Pierre Poilievre is counting on the vote of cultural communities to win the election

(Ottawa) If he wants to win the next federal election, Conservative leader Pierre Poilievre will have to seduce and convince the cultural communities living in major metropolitan areas such as Montreal, Toronto and Vancouver.


If there is one point on which everyone agrees within the Conservative troops, it is this one. But can Mr. Poilievre succeed where Andrew Scheer and Erin O’Toole failed?

This is Arpan Khanna. The Conservative leader is counting on this Toronto lawyer, who had co-chaired his campaign during the leadership race, to coordinate his strategy aimed at the communities.

Mr. Khanna was once a political adviser to Jason Kenney, the Conservative who has arguably established the most connection between cultural communities and the party. His efforts contributed to Stephen Harper’s majority victory in 2011.

The Toronto lawyer does not hesitate to compare the two men. He sees in Pierre Poilievre an identical desire to attract cultural communities into the Conservative fold.

Mr. Poilievre wants to steal a page from Jason Kenney’s book by searching through his heart. “He really tries hard. He understands the importance of this issue,” says Mr. Khanna.

Step one: show face.

“Even recently, we were in a courtyard for a barbecue evening. There were about 100 people from the Tamil community. We talked about their problems,” says the lawyer.

Mr. Poilievre takes up the pilgrim’s staff every weekend.

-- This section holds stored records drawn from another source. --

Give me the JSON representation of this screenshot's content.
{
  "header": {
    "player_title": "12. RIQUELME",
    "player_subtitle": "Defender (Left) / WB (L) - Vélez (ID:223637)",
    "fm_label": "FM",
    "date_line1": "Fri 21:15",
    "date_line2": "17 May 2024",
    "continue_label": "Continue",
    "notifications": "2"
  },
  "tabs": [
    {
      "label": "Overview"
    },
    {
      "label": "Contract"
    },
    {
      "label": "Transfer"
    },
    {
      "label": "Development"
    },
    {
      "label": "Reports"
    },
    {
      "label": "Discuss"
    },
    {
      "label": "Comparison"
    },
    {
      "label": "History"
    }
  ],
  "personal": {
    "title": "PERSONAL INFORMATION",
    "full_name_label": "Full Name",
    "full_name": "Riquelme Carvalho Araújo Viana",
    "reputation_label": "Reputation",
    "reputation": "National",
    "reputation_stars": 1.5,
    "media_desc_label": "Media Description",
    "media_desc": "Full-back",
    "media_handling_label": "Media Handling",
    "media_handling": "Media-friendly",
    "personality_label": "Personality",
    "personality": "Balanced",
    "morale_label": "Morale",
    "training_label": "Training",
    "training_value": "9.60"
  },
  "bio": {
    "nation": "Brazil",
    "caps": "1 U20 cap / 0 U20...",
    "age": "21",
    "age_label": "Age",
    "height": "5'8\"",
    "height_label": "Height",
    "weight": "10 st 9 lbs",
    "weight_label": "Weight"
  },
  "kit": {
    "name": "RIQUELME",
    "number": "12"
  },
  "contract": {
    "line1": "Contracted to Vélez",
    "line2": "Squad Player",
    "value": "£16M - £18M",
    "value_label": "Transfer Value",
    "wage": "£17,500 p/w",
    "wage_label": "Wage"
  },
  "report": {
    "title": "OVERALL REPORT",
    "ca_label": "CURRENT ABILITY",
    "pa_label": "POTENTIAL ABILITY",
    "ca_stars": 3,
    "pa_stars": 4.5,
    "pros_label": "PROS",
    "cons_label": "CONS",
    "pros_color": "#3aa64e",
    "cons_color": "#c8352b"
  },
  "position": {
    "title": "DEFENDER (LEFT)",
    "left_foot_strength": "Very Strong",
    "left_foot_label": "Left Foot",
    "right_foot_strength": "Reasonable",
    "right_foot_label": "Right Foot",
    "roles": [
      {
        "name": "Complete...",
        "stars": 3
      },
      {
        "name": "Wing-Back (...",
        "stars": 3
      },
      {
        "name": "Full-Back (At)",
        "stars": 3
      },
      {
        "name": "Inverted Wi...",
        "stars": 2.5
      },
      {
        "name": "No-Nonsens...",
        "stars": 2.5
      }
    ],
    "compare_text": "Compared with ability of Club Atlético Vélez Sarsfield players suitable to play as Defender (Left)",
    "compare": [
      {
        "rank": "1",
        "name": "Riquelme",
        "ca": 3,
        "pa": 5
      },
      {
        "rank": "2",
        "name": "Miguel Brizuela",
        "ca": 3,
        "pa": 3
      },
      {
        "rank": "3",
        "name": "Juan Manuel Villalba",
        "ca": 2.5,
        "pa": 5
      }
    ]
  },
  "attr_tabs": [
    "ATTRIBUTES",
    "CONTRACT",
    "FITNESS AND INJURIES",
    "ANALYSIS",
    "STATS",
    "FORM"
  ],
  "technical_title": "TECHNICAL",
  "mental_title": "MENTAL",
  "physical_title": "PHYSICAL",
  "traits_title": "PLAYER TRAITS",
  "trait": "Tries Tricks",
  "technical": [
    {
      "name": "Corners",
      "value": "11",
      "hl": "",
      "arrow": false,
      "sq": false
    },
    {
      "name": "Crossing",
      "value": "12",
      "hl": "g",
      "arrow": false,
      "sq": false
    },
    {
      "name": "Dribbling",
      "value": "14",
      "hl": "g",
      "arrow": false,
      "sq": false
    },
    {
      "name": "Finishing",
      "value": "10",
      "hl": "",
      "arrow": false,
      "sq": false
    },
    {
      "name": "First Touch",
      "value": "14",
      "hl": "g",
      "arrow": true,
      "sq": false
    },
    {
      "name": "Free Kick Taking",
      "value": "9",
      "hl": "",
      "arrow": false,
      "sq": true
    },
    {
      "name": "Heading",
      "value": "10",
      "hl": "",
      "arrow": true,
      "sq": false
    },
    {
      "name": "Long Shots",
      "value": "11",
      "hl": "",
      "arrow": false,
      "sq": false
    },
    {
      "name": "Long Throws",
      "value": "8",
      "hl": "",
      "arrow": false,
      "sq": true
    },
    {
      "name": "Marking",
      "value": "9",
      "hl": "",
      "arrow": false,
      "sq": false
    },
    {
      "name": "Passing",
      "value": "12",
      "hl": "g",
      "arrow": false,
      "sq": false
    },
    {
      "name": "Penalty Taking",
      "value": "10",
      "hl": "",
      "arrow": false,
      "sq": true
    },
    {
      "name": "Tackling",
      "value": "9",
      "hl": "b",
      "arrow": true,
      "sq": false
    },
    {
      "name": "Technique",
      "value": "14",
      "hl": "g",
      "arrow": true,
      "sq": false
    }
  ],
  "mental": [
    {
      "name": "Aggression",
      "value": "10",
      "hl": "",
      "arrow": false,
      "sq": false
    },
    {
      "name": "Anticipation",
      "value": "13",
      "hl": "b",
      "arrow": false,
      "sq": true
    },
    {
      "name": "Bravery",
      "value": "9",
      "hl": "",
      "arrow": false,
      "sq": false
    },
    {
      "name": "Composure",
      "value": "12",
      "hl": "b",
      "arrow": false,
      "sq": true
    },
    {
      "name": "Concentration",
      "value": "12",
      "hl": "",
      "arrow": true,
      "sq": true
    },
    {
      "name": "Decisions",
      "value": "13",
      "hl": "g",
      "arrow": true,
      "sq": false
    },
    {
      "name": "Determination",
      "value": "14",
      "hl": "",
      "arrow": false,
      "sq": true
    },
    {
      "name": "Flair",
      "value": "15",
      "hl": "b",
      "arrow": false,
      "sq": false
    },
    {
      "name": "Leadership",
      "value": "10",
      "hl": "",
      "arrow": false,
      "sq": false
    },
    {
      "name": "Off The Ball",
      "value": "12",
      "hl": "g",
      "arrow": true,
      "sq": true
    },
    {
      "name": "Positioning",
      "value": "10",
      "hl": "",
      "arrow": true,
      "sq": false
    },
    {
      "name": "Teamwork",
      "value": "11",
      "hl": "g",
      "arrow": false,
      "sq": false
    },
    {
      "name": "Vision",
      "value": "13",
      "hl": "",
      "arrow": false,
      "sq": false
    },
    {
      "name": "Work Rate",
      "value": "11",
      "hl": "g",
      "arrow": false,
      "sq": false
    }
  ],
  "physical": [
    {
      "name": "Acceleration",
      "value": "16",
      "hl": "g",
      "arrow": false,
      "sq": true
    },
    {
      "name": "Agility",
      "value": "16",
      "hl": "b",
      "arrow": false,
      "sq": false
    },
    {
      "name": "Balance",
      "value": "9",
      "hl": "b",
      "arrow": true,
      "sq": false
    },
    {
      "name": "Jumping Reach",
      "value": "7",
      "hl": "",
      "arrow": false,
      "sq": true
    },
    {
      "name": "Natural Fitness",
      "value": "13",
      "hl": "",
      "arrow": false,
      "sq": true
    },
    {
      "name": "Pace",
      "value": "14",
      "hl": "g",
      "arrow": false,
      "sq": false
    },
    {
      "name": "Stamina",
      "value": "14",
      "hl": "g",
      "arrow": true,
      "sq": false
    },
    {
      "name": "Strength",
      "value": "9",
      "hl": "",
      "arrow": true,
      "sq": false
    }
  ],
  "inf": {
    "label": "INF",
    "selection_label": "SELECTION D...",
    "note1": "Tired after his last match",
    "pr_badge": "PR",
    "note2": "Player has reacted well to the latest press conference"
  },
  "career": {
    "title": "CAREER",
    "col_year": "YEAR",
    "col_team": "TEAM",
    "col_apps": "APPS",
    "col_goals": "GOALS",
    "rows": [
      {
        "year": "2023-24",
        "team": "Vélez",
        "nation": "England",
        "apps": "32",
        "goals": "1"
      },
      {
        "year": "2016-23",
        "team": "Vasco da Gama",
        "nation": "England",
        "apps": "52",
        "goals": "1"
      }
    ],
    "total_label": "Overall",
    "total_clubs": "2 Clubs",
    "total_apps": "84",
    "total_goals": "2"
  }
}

He is often accompanied by his two assistants: Melissa Lantsman, the first openly lesbian Conservative MP, who is of Jewish origin, and MP Tim Uppal, a Sikh who was a minister under Stephen Harper’s last government.

He promoted to the important position of parliamentary finance critic, Jasraj Singh Hallan, who emigrated to Canada when he was still a child.

Mr. Poilievre likes to tell stories of Canadians like Mr. Hallan to promote his vision of the Canadian dream.

“It doesn’t matter if your name is Poilievre, Patel, Martin or Mohamed,” he said in a video. If you’re willing to work hard, contribute, play by the rules, raise your family, you can achieve your dreams in this country. »

The Conservative leader often points out that he married an immigrant. His wife Ana is a Venezuelan refugee.

Tenzin Khangsar, a former member of Jason Kenney’s cabinet when the latter was immigration minister, believes Mr. Poilievre wants to set an example for his caucus and the whole party. “Frankly, he wants to show Canadians that this is a priority for him. This is not something that will be content to do during an election campaign”, he underlines.

And if showing off is the first step, the next is to propose policies that will interest the cultural communities.

So Mr. Poilievre promised to convince the provinces to speed up the recognition of foreign credentials. He also denounced the government obstacles that prevent immigrants from prospering in Canada.

Speaking to ethnic media, Poilievre said immigrants share the same values ​​as conservatives: “work, family, freedom, tradition.”

“We need these values ​​to build the Conservative Party of tomorrow. »

Several conservatives believe that the party’s strategy towards immigrants cost them the election in 2015. At the time, the party advocated measures such as the refusal of the niqab during citizenship ceremonies and the establishment of a telephone number to denounce alleged barbaric cultural practices.

Mme Both Lantsman and Mr Uppal issued an apology for supporting the niqab ban. Mr. Poilievre defended this measure by simply saying “a person must show their face when taking the oath during a citizenship ceremony”.

An internal study of the 2021 defeat indicates that cultural communities still had a poor image of the Conservative Party.

Andrew Griffith, a former director general in the Citizenship and Multiculturalism Branch of the Department of Citizenship and Immigration, predicts that the Conservatives will avoid attacking the immigration targets of the current federal government for fear of to be accused of xenophobia.

According to him, the party is not against immigration, despite what its base may have thought of it in the past.